Das beginnt damit, dass Harry Ron und Hermine einweiht und ihnen verrät, was die Prophezeihung enthält. Voldemort war immer Einzelgänger. Tom Riddle hat an seinem elften Geburtstag die Wahrheit, ein Zauberer zu sein, direkt akzeptiert – Harry dachte, er hätte all das nur geträumt. Tom hat Hogwarts erkundet, um mehr Macht als andere Schüler zu haben – für Harry ging es letztlich nur um den Spaß, aus dem Schloss zu kommen. Tom Riddle war ein Musterschüler, der seine Lehrer hofiert hat und der immer bestmögliche Leistungen erbracht hat. Harry hat sich mehr als nur einmal Nachsitzen oder Strafarbeiten eingefangen, weil er gegen Ungerechtigkeiten seitens der Lehrer angegangen ist – und sein Fokus lag mit Quidditch nicht auf akademischen Leistungen sondern im Bereich des Gemeinschaftssports. Einen Riddle als Quidditch-Spieler kann ich mir auch gar nicht vorstellen…

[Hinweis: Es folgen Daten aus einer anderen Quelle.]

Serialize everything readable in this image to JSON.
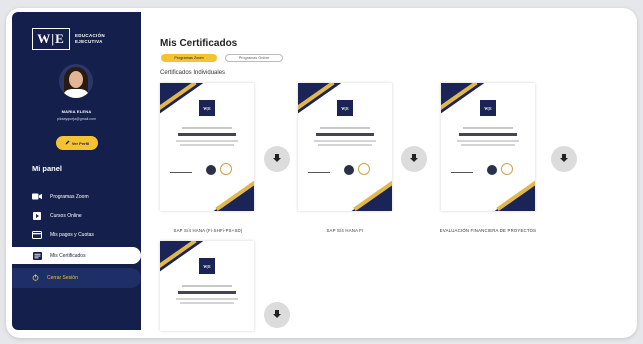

Dies sind nur einige Beispiele dafür, dass Jo immer wieder den Unterschied zwischen den beiden Figuren hervorhebt, was mich das gesamte Buch über sehr fasziniert hat. Ebenfalls interessant fand ich – auch wenn ich an der Stelle wieder einmal das Buch abrupt geschlossen und Harry innerlich vor Wut angebrüllt habe – die Szene, in der Harry den „Sectumsempra“ Fluch benutzt. Sie zeigt, denke ich, am besten, dass Harry letztlich noch immer nicht wirklich weiß, wie gefährlich die Welt, in der er lebt, sein kann. Sein gesamtes Verhalten was das Zaubertränke-Buch des Halbblut Prinzen anbelangt ist letztlich nur als naiv zu bezeichnen. Es hat ihm bei Slughorn geholfen, also, denkt Harry, ist alles darin gefahrlos einzusetzen – oder maximal finden sich darin Zaubersprüche, mit denen man andere Schüler auf den Arm nehmen kann. Dass auch Dinge, die einem eigentlich nützen – in seinem Fall, um in Zaubertränke Erfolg zu haben – umgekehrte Wirkung entfalten können, lernt er durch das Verwenden von „Sectumsempra“.
Interessant ist auch die Wandlung von Harry über die letzten drei Bücher – in Band fünf ist er noch ein impulsiver Teenager, Band sechs zeigt ihn dann schon wesentlich nachdenklicher aber noch immer wirkt er stellenweise unglaublich naiv und in Band sieben wird er dann wirklich vom Verhalten her (beinahe) erwachsen. Aber mehr zu dieser Entwicklung im nächsten Blogeitrag.